Crowley Maritime Corporation, headquartered in Jacksonville, Fla., is a diverse worldwide transportation, marine services and logistics company. Crowley employs approximately 4,100 people and provides its services using a fleet of more than 210 vessels, consisting of RO/RO (roll on roll off) vessels, LO/LO (lift on lift off) vessels, tankers, tugs and barges.
Greenbrier (, headquartered in Lake Oswego, Oregon, is a leading supplier of transportation equipment and services to the railroad industry. The Company builds new railroad freight cars in its three manufacturing facilities in the U.S. and Mexico and marine barges at its U.S. facility. It also repairs and refurbishes freight cars and provides wheels and railcar parts at 39 locations across North America. Greenbrier builds new railroad freight cars and refurbishes freight cars for the European market through both its operations in Poland and various subcontractor facilities throughout Europe. Greenbrier owns approximately 9,000 railcars, and performs management services for approximately 138,000 railcars.
“SAFE HARBOR” STATEMENT UNDER THE PRIVATE SECURITIES LITIGATION REFORM ACT OF 1995: This release may contain forward-looking statements.

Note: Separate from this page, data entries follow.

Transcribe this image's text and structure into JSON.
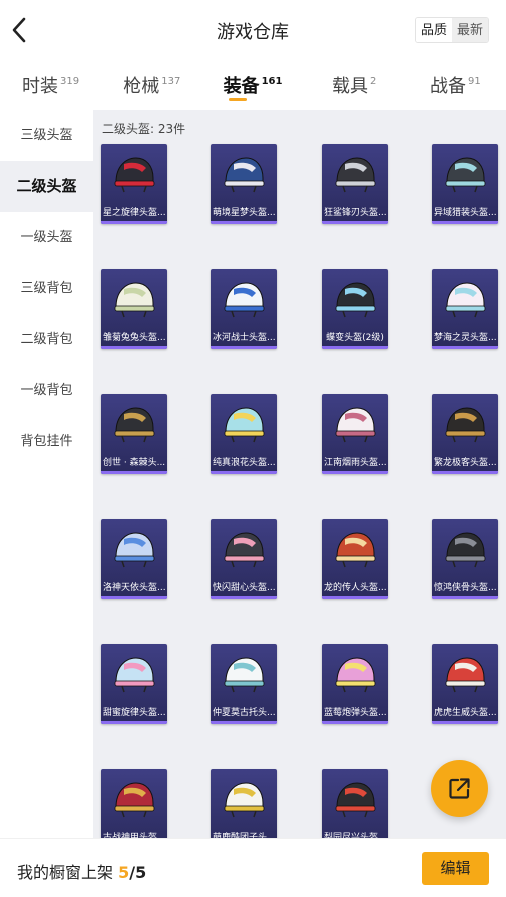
{
  "header": {
    "title": "游戏仓库",
    "sort_quality": "品质",
    "sort_newest": "最新"
  },
  "tabs": [
    {
      "label": "时装",
      "count": "319",
      "active": false
    },
    {
      "label": "枪械",
      "count": "137",
      "active": false
    },
    {
      "label": "装备",
      "count": "161",
      "active": true
    },
    {
      "label": "载具",
      "count": "2",
      "active": false
    },
    {
      "label": "战备",
      "count": "91",
      "active": false
    }
  ],
  "sidebar": {
    "items": [
      {
        "label": "三级头盔",
        "active": false
      },
      {
        "label": "二级头盔",
        "active": true
      },
      {
        "label": "一级头盔",
        "active": false
      },
      {
        "label": "三级背包",
        "active": false
      },
      {
        "label": "二级背包",
        "active": false
      },
      {
        "label": "一级背包",
        "active": false
      },
      {
        "label": "背包挂件",
        "active": false
      }
    ]
  },
  "main": {
    "count_text": "二级头盔: 23件",
    "items": [
      {
        "name": "星之旋律头盔...",
        "shell": "#2c2c35",
        "accent": "#d52b3a"
      },
      {
        "name": "萌境星梦头盔...",
        "shell": "#2f4f8f",
        "accent": "#e8e8f0"
      },
      {
        "name": "狂鲨锋刃头盔...",
        "shell": "#35363c",
        "accent": "#cfd2d8"
      },
      {
        "name": "异域猎装头盔...",
        "shell": "#3a4047",
        "accent": "#9fd8e0"
      },
      {
        "name": "雏菊兔兔头盔...",
        "shell": "#f0f0e2",
        "accent": "#c9d6a8"
      },
      {
        "name": "冰河战士头盔...",
        "shell": "#f2f5fa",
        "accent": "#3a6fd0"
      },
      {
        "name": "蝶变头盔(2级)",
        "shell": "#2a2d33",
        "accent": "#8fd4ef"
      },
      {
        "name": "梦海之灵头盔...",
        "shell": "#f6eef6",
        "accent": "#9fd9e8"
      },
      {
        "name": "创世 · 森棘头...",
        "shell": "#2f3035",
        "accent": "#c8a04f"
      },
      {
        "name": "纯真浪花头盔...",
        "shell": "#a8e0e8",
        "accent": "#f2d45a"
      },
      {
        "name": "江南烟雨头盔...",
        "shell": "#f4eef2",
        "accent": "#c76a86"
      },
      {
        "name": "繁龙极客头盔...",
        "shell": "#2d2b2a",
        "accent": "#c99a4a"
      },
      {
        "name": "洛神天依头盔...",
        "shell": "#c8d8f4",
        "accent": "#5a8ee0"
      },
      {
        "name": "快闪甜心头盔...",
        "shell": "#3a3b44",
        "accent": "#ef9fb8"
      },
      {
        "name": "龙的传人头盔...",
        "shell": "#c84a2f",
        "accent": "#f4d9a0"
      },
      {
        "name": "惊鸿侠骨头盔...",
        "shell": "#2b2c30",
        "accent": "#8a8d96"
      },
      {
        "name": "甜蜜旋律头盔...",
        "shell": "#c6e2f4",
        "accent": "#f29ac0"
      },
      {
        "name": "仲夏莫古托头...",
        "shell": "#f4f7f8",
        "accent": "#7fc6d0"
      },
      {
        "name": "蓝莓炮弹头盔...",
        "shell": "#e8a0d8",
        "accent": "#f4e070"
      },
      {
        "name": "虎虎生威头盔...",
        "shell": "#d8423a",
        "accent": "#f2efe8"
      },
      {
        "name": "古战神甲头盔...",
        "shell": "#b02a3a",
        "accent": "#e0b04a"
      },
      {
        "name": "萌鹿酷团子头...",
        "shell": "#f4f4f0",
        "accent": "#e2c040"
      },
      {
        "name": "梨园尽兴头盔...",
        "shell": "#2c2c30",
        "accent": "#e04a3a"
      }
    ]
  },
  "footer": {
    "label": "我的橱窗上架",
    "current": "5",
    "total": "/5",
    "edit_label": "编辑"
  },
  "icons": {
    "back": "back-arrow-icon",
    "share": "share-external-icon"
  },
  "colors": {
    "accent": "#f6a916",
    "card_bg": "#3a3a7c",
    "card_bar": "#8a6cf0"
  }
}
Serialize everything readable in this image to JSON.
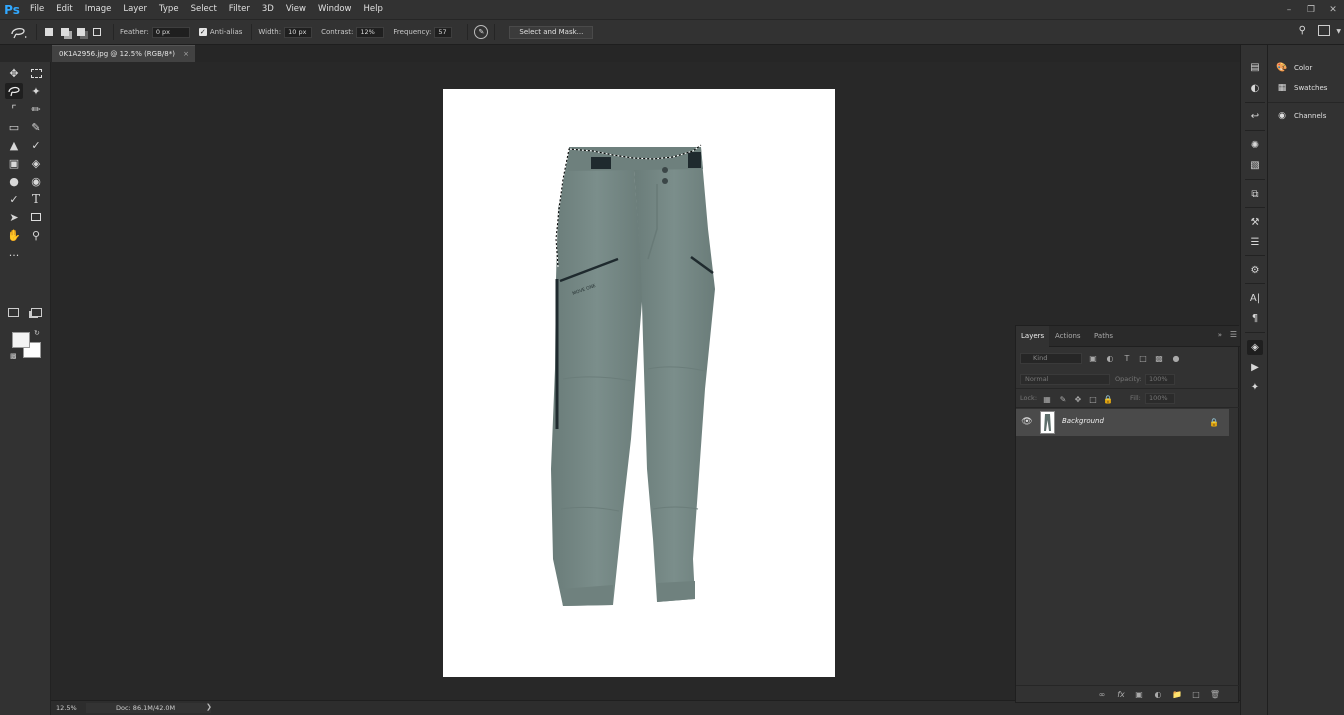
{
  "app": {
    "logo": "Ps"
  },
  "menu": [
    "File",
    "Edit",
    "Image",
    "Layer",
    "Type",
    "Select",
    "Filter",
    "3D",
    "View",
    "Window",
    "Help"
  ],
  "window_controls": [
    "minimize-icon",
    "restore-icon",
    "close-icon"
  ],
  "options": {
    "feather_label": "Feather:",
    "feather_value": "0 px",
    "antialias_label": "Anti-alias",
    "antialias_checked": true,
    "width_label": "Width:",
    "width_value": "10 px",
    "contrast_label": "Contrast:",
    "contrast_value": "12%",
    "frequency_label": "Frequency:",
    "frequency_value": "57",
    "select_mask_label": "Select and Mask..."
  },
  "document": {
    "tab_title": "0K1A2956.jpg @ 12.5% (RGB/8*)",
    "close": "×",
    "canvas_color": "#ffffff",
    "subject": "grey hiking pants with magnetic-lasso selection",
    "pants_color": "#7b8e8b"
  },
  "status": {
    "zoom": "12.5%",
    "doc_info": "Doc: 86.1M/42.0M",
    "arrow": "❯"
  },
  "right_panel": {
    "items": [
      {
        "icon": "color-palette-icon",
        "label": "Color"
      },
      {
        "icon": "swatches-grid-icon",
        "label": "Swatches"
      },
      {
        "icon": "channels-icon",
        "label": "Channels"
      }
    ]
  },
  "layers": {
    "tabs": [
      "Layers",
      "Actions",
      "Paths"
    ],
    "active_tab": "Layers",
    "kind_placeholder": "Kind",
    "blend_mode": "Normal",
    "opacity_label": "Opacity:",
    "opacity_value": "100%",
    "lock_label": "Lock:",
    "fill_label": "Fill:",
    "fill_value": "100%",
    "items": [
      {
        "name": "Background",
        "visible": true,
        "locked": true
      }
    ]
  }
}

Greenbrier uses words such as “anticipate,” “believe,” “plan,” “expect,” “future,” “intend” and similar expressions to identify forward-looking statements. These forward-looking statements are subject to certain risks and uncertainties that could cause actual results to differ materially from those reflected in the forward-looking statements. Factors that might cause such a difference include, but are not limited to, fluctuations in demand for newly manufactured barges or failure to obtain orders as anticipated in developing forecasts; loss of one or more significant customers; actual future costs and the availability of materials and a trained workforce; failure to design or manufacture new products or technologies or to achieve certification or market acceptance of new products or technologies; steel price increases and scrap surcharges; changes in product mix and the mix between segments; labor disputes, energy shortages or operating difficulties that might disrupt manufacturing operations or the flow of cargo; production difficulties and product delivery delays as a result of, among other matters, changing technologies or non-performance of subcontractors or suppliers; ability to obtain suitable contracts for the sale of leased equipment and risks related to car hire and residual values; difficulties associated with governmental regulation, including environmental liabilities; integration of current or future acquisitions; succession planning; all as may be discussed in more detail under the headings “Risk Factors” on page 10 of Part I , Item 1a and “Forward Looking Statements” on page 28 of Part II of our Annual Report on Form 10-K for the fiscal year ended August 31, 2007. Readers are cautioned not to place undue reliance on these forward-looking statements, which reflect management’s opinions only as of the date hereof. We undertake no obligation to revise or publicly release the results of any revision to these forward-looking statements.